The unique opportunity in conversational AI is that people are telling you exactly what they want, in their own words, all of the time.
Our aim is to tap into that stream of insight and create a flywheel: a virtuous circle where AI gets better at interpreting people’s needs, we learn more about our users, and our AI helps more people do more things.
To get the flywheel rolling, a conversational team needs to know which KPIs they are accountable for, and they need a feedback loop to tell them how their efforts are impacting those KPIs. This third post in the 4-part series on CDD covers best practices for iterating and ensuring you are executing on opportunities to improve your bot.

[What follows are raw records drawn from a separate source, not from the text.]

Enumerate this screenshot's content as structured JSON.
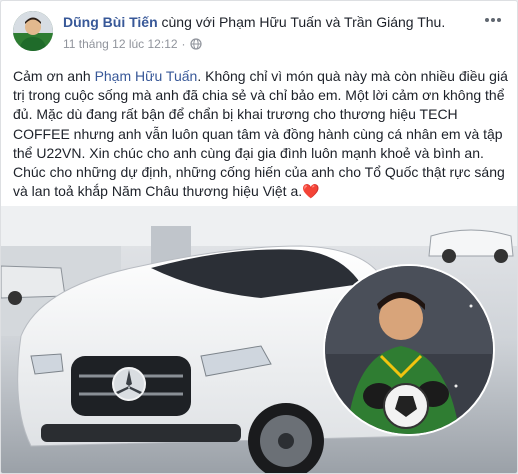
{
  "post": {
    "author": "Dũng Bùi Tiến",
    "with_text": "cùng với",
    "tagged_1": "Phạm Hữu Tuấn",
    "and_text": "và",
    "tagged_2": "Trần Giáng Thu.",
    "timestamp": "11 tháng 12 lúc 12:12",
    "audience_icon": "globe-icon",
    "more_icon": "more-dots-icon",
    "text_part1": "Cảm ơn anh ",
    "text_mention": "Phạm Hữu Tuấn",
    "text_part2": ". Không chỉ vì món quà này mà còn nhiều điều giá trị trong cuộc sống mà anh đã chia sẻ và chỉ bảo em. Một lời cảm ơn không thể đủ. Mặc dù đang rất bận để chẩn bị khai trương cho thương hiệu TECH COFFEE nhưng anh vẫn luôn quan tâm và đồng hành cùng cá nhân em và tập thể U22VN. Xin chúc cho anh cùng đại gia đình luôn mạnh khoẻ và bình an. Chúc cho những dự định, những cống hiến của anh cho Tổ Quốc thật rực sáng và lan toả khắp Năm Châu thương hiệu Việt a.",
    "heart_glyph": "❤️"
  },
  "photo": {
    "car_badge_icon": "mercedes-star-icon"
  },
  "colors": {
    "link": "#385898",
    "text": "#1d2129",
    "meta": "#90949c",
    "car_white": "#f4f5f6",
    "jersey_green": "#2f7d32"
  }
}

What KPIs will we track to determine this product’s success? You should have a provisional answer by the end of your discovery process, but do allow yourself some flexibility. The true usefulness of a metric reveals itself over time, and you might not be able to measure some of your KPIs until certain milestones have been met & infrastructure is in place. What matters most is establishing a habit of systematically tracking KPIs and evaluating your efforts to move the needle on them. Worry less about choosing the perfect metric right away, and instead pick 5-10 to track and focus on building good habits.

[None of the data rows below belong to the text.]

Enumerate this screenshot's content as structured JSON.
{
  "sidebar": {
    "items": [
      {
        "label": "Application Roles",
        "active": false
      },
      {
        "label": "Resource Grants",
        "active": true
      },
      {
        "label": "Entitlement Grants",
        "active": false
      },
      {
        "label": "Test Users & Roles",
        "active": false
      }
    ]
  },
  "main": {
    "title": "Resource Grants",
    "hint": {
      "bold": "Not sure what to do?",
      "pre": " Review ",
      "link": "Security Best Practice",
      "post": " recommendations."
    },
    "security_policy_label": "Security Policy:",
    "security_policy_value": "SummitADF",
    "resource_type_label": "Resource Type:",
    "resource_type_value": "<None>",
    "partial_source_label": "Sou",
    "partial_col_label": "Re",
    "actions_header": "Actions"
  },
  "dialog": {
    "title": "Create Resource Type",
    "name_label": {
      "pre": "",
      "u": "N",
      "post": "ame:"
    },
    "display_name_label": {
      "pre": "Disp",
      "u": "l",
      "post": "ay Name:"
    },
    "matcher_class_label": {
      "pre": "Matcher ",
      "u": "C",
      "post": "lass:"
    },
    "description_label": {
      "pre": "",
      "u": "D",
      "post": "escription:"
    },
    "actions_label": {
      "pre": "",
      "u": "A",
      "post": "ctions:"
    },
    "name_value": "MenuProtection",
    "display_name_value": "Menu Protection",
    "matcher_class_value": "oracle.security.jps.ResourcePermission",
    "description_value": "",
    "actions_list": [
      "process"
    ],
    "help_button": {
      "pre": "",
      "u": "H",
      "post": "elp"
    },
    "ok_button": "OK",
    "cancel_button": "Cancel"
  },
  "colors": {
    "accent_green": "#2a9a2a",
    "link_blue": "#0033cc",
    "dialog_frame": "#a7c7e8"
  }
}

The business value of your AI assistant is likely to be derived from a lagging metric. Lagging indicators are ones which can only be measured by deploying your bot to real users. Some common KPIs are:
The first two can be measured automatically, while #3 and #4 require explicit feedback from users. These two types of metrics are complementary, and it’s good to have one of each, especially since only a single-digit % of your users will typically respond to your feedback questions.

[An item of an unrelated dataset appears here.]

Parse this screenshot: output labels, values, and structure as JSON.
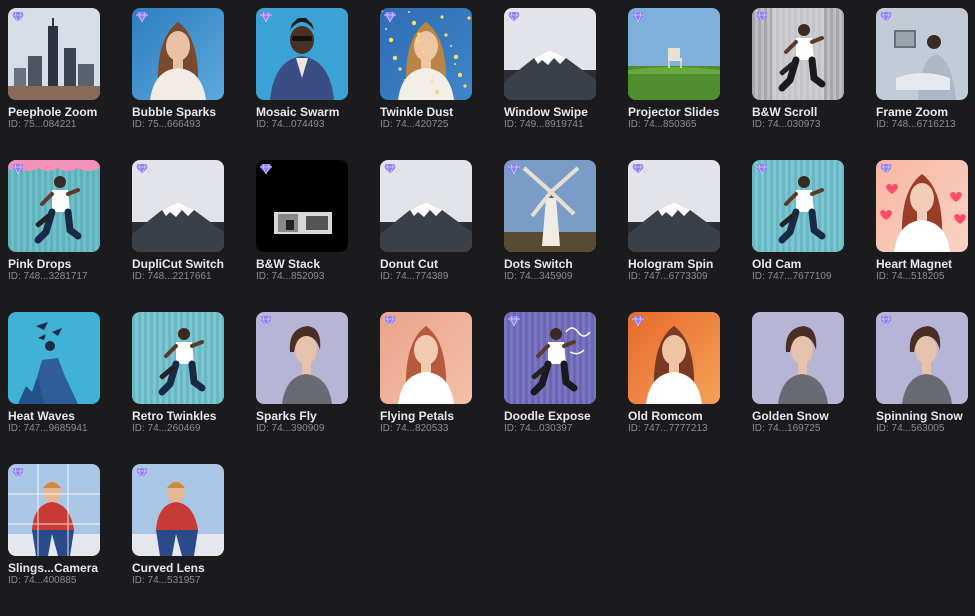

Leading indicators are proxies for the quality of your assistant which can also be evaluated “offline”, i.e. you can measure these on a new version of your assistant before pushing it live. The section on NLU evaluation metrics below provides some examples. While not a replacement, leading indicators are a helpful proxy to provide feedback during the development cycle. The chart below, taken from another blog post, illustrates the correlation between NLU performance and task success for one bot.
Connecting the Dots between Releases and Improvements
Anyone on your team should be able to say “in our latest release we worked on improving X and the result was Y”. It’s vital that the team is empowered with this feedback loop - without it, the best they can do is guess.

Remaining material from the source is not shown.